Peygamberimizin (s.a.v.) alışverişte ölçülü ve dürüst olmak ile ilgili hadis-i şerifleri...

ALIŞVERİŞTE ÖLÇÜLÜ VE DÜRÜST OLMAK HAKKINDA HADİSLER

Ebû Hüreyre’den (r.a.) nakledildiğine göre, Hz. Peygamber (s.a.v.), aldatma/aldanma (riski) olan alışverişi yasakladı. (Ebû Dâvûd, Büyû’, 24)

***

Enes b.
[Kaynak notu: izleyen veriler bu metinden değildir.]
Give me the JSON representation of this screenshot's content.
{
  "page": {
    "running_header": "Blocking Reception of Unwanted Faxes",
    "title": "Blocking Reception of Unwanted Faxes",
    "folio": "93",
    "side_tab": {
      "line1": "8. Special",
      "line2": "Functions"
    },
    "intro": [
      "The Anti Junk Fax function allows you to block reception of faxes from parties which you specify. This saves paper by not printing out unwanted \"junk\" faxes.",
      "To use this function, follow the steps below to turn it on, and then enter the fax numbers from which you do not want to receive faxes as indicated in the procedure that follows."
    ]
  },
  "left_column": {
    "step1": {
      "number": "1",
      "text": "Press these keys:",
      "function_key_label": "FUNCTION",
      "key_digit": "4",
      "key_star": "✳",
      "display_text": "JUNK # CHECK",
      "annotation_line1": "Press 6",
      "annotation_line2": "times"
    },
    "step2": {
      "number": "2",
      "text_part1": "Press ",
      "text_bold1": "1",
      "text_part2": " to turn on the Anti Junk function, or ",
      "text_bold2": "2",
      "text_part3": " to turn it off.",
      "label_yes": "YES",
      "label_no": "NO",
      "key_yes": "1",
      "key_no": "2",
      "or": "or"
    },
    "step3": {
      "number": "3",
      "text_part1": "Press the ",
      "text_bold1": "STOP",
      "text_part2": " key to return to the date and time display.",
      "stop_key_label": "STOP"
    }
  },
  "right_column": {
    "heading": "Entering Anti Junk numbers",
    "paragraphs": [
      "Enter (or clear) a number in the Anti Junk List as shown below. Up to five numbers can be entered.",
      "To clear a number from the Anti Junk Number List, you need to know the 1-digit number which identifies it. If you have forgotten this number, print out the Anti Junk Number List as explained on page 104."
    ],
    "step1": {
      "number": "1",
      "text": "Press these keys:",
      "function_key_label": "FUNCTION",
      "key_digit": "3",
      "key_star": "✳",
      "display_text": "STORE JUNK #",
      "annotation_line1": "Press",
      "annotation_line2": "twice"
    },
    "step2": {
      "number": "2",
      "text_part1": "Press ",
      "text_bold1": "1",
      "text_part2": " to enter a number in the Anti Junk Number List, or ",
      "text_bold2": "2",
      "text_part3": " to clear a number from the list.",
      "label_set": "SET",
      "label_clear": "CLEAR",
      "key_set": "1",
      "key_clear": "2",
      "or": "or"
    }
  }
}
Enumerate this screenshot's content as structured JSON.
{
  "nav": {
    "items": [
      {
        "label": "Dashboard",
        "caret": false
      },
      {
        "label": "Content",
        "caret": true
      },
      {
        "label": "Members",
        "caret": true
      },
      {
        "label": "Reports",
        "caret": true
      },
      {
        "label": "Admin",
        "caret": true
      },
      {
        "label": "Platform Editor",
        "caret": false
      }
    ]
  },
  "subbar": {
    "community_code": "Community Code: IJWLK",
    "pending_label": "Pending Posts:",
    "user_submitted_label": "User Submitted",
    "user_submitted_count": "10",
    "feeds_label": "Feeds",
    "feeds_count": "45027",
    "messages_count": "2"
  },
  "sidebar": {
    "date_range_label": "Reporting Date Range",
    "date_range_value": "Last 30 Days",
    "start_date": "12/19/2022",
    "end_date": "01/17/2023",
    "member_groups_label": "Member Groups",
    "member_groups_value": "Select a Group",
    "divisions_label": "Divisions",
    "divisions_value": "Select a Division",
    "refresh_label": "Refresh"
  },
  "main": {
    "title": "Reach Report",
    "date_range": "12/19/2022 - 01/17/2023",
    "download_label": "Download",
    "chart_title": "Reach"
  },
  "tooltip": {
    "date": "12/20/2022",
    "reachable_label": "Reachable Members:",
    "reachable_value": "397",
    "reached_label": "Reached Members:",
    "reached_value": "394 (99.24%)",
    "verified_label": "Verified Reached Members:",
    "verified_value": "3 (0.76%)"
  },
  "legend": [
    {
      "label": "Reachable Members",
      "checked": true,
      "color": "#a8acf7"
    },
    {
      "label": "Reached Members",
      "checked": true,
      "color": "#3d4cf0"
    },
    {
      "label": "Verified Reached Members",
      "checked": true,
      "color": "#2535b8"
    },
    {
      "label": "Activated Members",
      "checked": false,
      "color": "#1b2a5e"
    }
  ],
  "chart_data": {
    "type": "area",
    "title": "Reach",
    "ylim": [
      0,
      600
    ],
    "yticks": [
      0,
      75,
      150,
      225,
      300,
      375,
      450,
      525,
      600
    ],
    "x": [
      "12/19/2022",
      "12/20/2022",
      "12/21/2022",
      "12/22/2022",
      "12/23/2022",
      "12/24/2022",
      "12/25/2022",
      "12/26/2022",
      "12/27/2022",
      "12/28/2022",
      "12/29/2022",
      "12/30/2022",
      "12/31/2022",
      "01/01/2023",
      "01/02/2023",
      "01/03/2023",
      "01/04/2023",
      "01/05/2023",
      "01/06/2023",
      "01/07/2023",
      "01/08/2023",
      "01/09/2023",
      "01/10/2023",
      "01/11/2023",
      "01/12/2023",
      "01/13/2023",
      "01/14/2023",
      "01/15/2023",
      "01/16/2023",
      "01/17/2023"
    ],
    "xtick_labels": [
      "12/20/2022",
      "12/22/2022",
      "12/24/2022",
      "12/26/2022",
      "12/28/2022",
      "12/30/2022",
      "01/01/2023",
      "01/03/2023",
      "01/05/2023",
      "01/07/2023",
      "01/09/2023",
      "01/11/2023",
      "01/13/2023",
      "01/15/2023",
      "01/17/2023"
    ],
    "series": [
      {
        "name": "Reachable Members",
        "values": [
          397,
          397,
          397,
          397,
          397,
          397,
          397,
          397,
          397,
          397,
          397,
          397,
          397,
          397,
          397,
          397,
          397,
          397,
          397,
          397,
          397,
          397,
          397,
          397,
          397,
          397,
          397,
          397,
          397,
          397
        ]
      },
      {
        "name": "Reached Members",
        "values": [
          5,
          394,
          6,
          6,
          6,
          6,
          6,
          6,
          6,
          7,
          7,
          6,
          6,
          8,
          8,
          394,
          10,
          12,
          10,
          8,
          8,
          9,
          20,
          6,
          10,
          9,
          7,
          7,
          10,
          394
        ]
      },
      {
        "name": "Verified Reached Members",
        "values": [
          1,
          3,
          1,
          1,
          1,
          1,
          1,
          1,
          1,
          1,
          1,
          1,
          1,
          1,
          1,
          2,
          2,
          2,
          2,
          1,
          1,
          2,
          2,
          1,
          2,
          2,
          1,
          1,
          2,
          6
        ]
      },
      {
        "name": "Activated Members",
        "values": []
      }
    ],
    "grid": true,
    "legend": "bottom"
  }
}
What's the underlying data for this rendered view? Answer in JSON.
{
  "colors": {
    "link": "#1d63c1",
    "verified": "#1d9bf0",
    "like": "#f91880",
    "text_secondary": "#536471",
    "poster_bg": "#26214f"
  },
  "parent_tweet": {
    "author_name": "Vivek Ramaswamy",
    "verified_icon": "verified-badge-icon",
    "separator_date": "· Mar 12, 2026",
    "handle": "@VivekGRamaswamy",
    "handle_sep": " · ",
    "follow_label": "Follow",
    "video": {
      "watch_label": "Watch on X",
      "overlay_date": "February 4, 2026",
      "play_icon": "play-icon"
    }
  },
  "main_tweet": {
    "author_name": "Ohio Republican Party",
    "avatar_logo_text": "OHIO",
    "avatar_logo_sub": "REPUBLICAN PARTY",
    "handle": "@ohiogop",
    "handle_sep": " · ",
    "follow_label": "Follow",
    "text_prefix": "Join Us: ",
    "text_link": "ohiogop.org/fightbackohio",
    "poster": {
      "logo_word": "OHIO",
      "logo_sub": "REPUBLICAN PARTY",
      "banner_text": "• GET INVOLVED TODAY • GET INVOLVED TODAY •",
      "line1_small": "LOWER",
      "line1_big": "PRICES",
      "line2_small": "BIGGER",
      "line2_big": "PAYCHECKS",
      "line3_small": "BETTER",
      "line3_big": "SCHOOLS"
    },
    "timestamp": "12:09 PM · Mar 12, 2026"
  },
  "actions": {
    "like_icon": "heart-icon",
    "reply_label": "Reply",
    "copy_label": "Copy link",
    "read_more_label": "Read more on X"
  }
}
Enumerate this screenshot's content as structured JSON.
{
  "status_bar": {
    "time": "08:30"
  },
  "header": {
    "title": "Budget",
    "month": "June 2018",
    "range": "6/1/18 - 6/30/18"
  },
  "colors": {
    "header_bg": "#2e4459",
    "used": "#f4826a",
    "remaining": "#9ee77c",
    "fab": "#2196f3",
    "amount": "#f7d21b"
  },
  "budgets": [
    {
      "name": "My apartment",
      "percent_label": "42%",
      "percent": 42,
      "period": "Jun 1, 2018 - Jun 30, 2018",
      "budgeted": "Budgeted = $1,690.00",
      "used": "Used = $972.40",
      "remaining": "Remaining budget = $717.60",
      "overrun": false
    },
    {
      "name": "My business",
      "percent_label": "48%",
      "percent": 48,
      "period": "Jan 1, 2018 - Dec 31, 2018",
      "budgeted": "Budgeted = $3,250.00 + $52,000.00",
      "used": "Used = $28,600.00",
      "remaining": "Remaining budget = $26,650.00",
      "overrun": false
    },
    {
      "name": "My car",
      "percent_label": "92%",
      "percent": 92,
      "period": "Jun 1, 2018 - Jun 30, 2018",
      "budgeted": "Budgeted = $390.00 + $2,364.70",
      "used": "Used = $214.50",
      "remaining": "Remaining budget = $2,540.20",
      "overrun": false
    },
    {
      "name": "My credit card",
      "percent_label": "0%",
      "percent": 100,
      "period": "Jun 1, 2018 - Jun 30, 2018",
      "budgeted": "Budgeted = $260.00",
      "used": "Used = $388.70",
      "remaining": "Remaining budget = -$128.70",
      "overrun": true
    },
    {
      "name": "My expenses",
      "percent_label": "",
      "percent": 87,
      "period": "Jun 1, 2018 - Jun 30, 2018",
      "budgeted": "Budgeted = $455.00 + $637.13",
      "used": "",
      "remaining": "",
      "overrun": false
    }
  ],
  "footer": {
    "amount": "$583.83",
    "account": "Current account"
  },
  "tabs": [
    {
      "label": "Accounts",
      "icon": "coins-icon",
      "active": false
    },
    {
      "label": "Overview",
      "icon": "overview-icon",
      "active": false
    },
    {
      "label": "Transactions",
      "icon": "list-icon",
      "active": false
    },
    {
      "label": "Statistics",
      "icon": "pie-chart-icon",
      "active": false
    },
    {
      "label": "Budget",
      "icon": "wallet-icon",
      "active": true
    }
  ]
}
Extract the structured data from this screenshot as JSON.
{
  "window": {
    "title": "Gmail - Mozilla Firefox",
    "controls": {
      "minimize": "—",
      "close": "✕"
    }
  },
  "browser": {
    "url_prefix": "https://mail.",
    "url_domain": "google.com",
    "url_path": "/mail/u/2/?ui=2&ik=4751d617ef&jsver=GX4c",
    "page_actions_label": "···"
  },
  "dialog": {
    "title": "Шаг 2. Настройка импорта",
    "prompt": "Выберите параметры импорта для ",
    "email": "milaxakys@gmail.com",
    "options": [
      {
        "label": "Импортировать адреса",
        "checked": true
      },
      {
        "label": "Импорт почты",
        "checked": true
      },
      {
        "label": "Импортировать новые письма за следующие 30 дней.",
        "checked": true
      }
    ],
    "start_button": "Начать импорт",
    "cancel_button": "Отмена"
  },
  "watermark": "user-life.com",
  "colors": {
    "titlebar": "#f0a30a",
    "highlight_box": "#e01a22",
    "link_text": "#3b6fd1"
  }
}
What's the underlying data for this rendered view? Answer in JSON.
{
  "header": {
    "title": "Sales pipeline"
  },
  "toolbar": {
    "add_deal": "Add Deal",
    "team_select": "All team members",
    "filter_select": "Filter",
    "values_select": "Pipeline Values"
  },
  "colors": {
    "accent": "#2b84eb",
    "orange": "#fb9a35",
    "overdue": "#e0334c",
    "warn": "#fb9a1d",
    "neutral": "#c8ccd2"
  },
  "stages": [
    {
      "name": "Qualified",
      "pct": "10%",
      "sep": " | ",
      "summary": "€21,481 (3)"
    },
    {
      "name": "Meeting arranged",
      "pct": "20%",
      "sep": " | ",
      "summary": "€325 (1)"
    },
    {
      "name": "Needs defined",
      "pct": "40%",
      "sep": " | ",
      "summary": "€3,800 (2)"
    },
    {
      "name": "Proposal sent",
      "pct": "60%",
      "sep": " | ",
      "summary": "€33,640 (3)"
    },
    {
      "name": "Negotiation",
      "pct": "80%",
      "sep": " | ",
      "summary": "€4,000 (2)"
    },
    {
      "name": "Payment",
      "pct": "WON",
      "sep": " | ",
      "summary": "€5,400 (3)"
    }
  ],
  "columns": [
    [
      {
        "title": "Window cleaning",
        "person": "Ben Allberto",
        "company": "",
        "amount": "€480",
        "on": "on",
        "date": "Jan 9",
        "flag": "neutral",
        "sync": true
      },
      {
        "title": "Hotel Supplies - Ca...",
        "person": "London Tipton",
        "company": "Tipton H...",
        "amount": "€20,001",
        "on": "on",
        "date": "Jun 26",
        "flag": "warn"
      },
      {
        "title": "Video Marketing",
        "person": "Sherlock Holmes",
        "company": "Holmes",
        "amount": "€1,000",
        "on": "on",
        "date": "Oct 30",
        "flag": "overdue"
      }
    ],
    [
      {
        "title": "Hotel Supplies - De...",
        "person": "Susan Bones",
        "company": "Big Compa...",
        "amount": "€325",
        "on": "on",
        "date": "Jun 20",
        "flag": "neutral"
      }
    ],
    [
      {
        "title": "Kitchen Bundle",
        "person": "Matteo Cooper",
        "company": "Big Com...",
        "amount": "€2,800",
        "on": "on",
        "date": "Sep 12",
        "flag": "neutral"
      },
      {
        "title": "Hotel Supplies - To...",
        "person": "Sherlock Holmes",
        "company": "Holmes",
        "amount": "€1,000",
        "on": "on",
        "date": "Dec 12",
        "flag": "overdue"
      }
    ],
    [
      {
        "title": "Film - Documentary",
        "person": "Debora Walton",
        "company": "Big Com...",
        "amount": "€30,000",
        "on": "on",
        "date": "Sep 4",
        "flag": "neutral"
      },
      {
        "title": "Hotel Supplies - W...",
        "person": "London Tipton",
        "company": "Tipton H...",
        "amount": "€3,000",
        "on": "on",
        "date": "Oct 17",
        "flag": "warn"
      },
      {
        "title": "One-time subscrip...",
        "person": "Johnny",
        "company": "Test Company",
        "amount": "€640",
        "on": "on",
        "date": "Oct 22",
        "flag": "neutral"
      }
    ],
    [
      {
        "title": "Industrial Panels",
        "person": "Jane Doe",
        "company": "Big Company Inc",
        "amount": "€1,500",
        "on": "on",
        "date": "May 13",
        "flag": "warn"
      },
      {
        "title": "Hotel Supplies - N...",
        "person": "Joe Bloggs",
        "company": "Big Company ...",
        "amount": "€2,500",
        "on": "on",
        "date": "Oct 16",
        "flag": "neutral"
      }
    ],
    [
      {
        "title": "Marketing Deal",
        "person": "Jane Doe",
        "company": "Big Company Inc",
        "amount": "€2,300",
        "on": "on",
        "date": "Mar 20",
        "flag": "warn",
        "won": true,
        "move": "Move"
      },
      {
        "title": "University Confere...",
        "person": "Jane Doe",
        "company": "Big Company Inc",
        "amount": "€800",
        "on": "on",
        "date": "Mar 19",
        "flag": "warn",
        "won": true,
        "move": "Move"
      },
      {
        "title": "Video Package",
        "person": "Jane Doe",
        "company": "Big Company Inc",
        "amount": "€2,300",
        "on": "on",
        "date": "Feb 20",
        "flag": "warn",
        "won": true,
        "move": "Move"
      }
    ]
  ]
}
Mâlik’ten (r.a.) nakledildiğine göre, Resûlullah (s.a.v.) ortaya çıkıncaya kadar meyveleri, olgunlaşma belirtileri görülünceye kadar yaş üzümü, taneleri sertleşip kuvvetleninceye kadar tahıl ürünlerini satmayı yasakladı. (İbn Mâce, Ticâret, 32; Ebû Dâvûd, Büyû’, 22)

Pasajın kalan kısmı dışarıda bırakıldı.